The State of Shock

The clip above is from the film Casablanca. When the police swoop on Rick’s Café, the police chief Renault expresses his shock to find gambling happening on the premises, using this breach of the law as a pretext to close down the bar. But only after he picks up his winnings.

Beware of people expressing shock at Riccardo Riccó’s situation this morning. Not we aren’t entitled to feel shock. It’s more that if someone within the sport expresses shock, we should also be asking “what were you doing before?” to ensure they are not modern day Captain Renaults.

For example if CONI and the UCI express surprise – Pat McQuaid has said he is “furious, shocked and saddened” – how often were they testing Riccó this winter given his history and reputation? If Vacansoleil express surprise, who did they appoint to coach Riccó after Aldo Sassi died and what checks did they do prior to signing him and whilst he was employed by them? Remember Quick Step sidestepped Riccó like he was toxic.
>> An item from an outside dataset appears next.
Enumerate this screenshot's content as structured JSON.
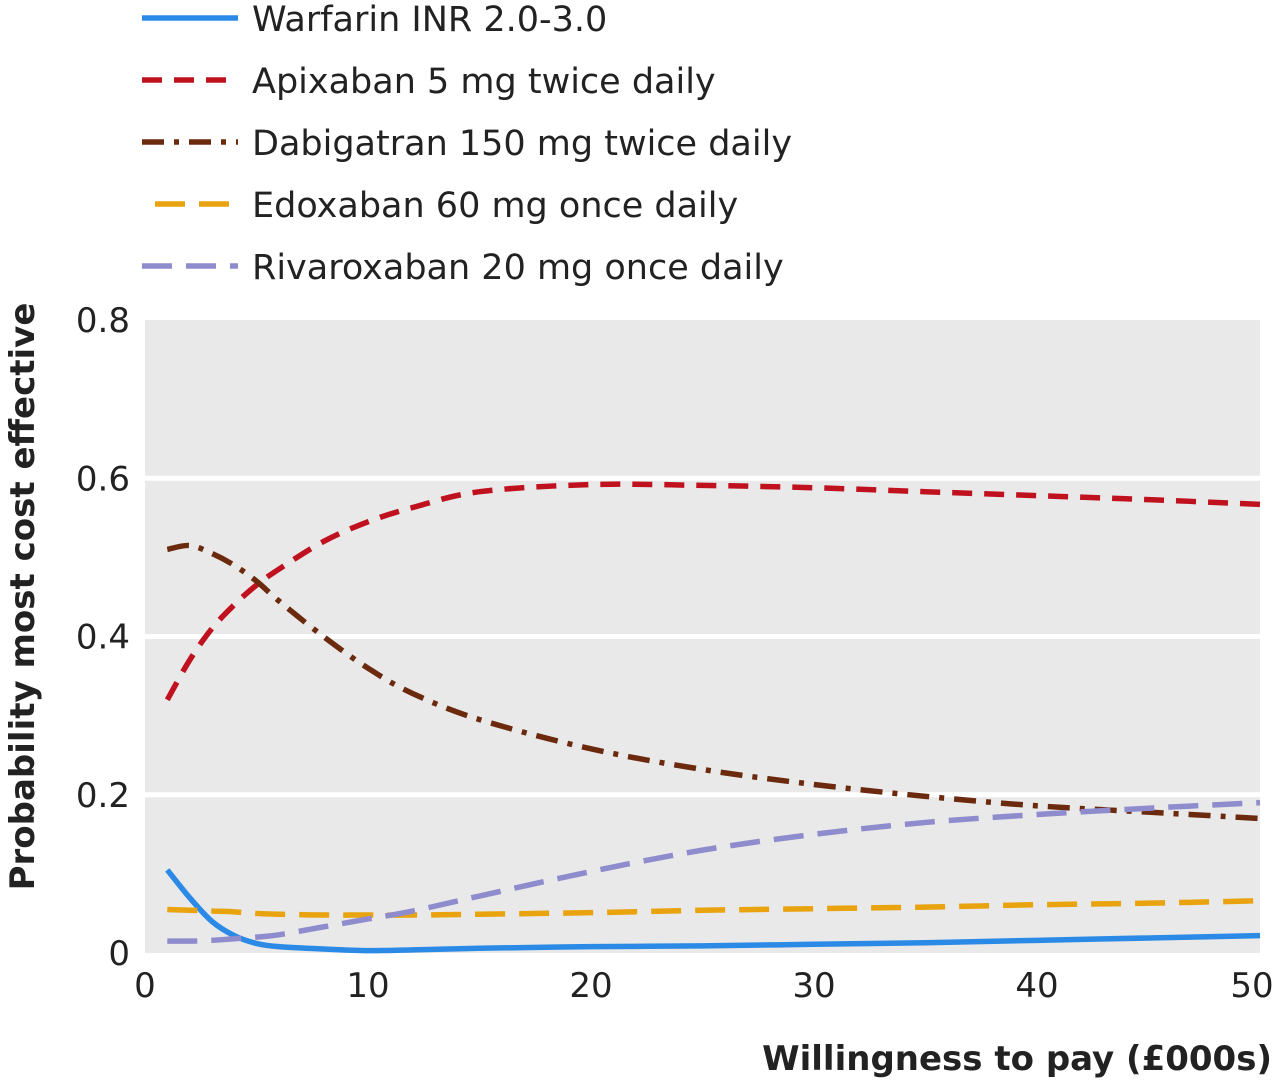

These questions are easier in hindsight, the UCI and CONI for example don’t have unlimited resources to track Riccó’s every move. But still, was Riccó a priority case? Certainly a team that preaches “zero tolerance” for doping needs to demonstrate the resources is applies to achieving this goal otherwise it could appear that they simply have a low tolerance of bad headlines which is a very different game. Similarly, when some call for a life ban of Riccó, it feels like they want to escape the story, not fix the problems. Maybe they want to get rid of Riccó, not doping?

Finally, let’s remember the Italian could have got away with it if not for the storage problems: he hasn’t been caught doping, it is only thanks to bad luck that he’s been rushed to hospital. It’s like a bank robber escaping from a heist only to drop a gold bar on his foot and require hospital treatment.

Tip of the iceberg?
Yesterday saw Danilo di Luca return to competition, finishing seventh in Majorca. He’s made similar promises to become a new man but frankly who believes him. Sorry if this is cynical but in the background lurks the findings from Operation Galgo in Spain that athletes are self-administering blood transfusions. Others are probably doing exactly the same as Riccó, only without storage problems.

6 thoughts on “The State of Shock”

  1. You're quite right when you're saying that neither UCI,CONI or his team don't have the resources to track Riccó's every move, (which, unless they employ a 24/7 surveillance team, start bugging his home and telephone, install hidden video-cameras in his home and car and be willing to break a lot of laws in the process, couldn't have prevented this autotransfusion.) But you're overstating it when you claim that any less AND a verbal condemnation of Riccò equals a not-so-dedicated team, UCI and CONI with just a low tolerance of bad headlines.

  2. If all this proves to be true, I plan to market a "Ricco Refrigerator" for those that like their beer cold, but not too cold.

    But more seriously, perhaps the UCI needs a system akin to the parole officers in the US, whereas after a prisoner is released, they are monitored for a while. Perhaps convicted offenders serve their bans, and are subject to targeted testing and monitoring for a period as opposed to just immediately going back into the random pool.

  3. Honestly,

    only lifetime bans will work. Clearly a 2 year ban for younger riders is more just an excuse to get more training time in. Ricco is only 27 years old.

    You need to put the fear of god into the riders. Secondly, all riders should be banned from riding if they hire or use a doctor involved with a former doper or team involved in doping.

    You also fine the DS's and Teams $100,000 each time a rider of their is caught doping. You need to make the disincentives to dope such that the people running the teams, the riders and doctors all do not want involvement with doping.

    Unfortunately, you have so much pressure for success in the Pro ranks, that everyone either takes a blind eye to their riders (at best), or puts so much pressure on the riders, that they have to know they are going to cheat.

    It is very similar to the issue we have in the United States when it comes to college recruitment for football and basketball. The pressure to win is so great, that the coaches and athletic departments feel they have to cheat to compete.

    This is a simple risk-reward issue, and no one is willing to just finally lay down the gauntlet and essentially give the proverbial "death penalty" to anyone caught doping.

    Back in the late 1980's, a University called Southern Methodist University was caught cheating to an extent so severe that the National Collegiate Athletic Association (NCAA) handed down what they referred to as the "Death Penalty". The SMU football program has never returned to form again. But you know what, that blatant cheating (literally paying amateur athletes to play football at SMU) no longer occurs in College Football.

    Cycling should learn somewhat from the NCAA (although – the NCAA should learn from itself as well). You need to scare the "sh*t" out of these guys so they do not cheat.

  4. Will somebody please explain what Sassi had to do with keeping Ricco clean? You don't 1-2 Zoncolan with hugs and happy thoughts.

    Like Cus D'Amato and Mike Tyson. He might have been able to get him to play nice, but you can't change what he is.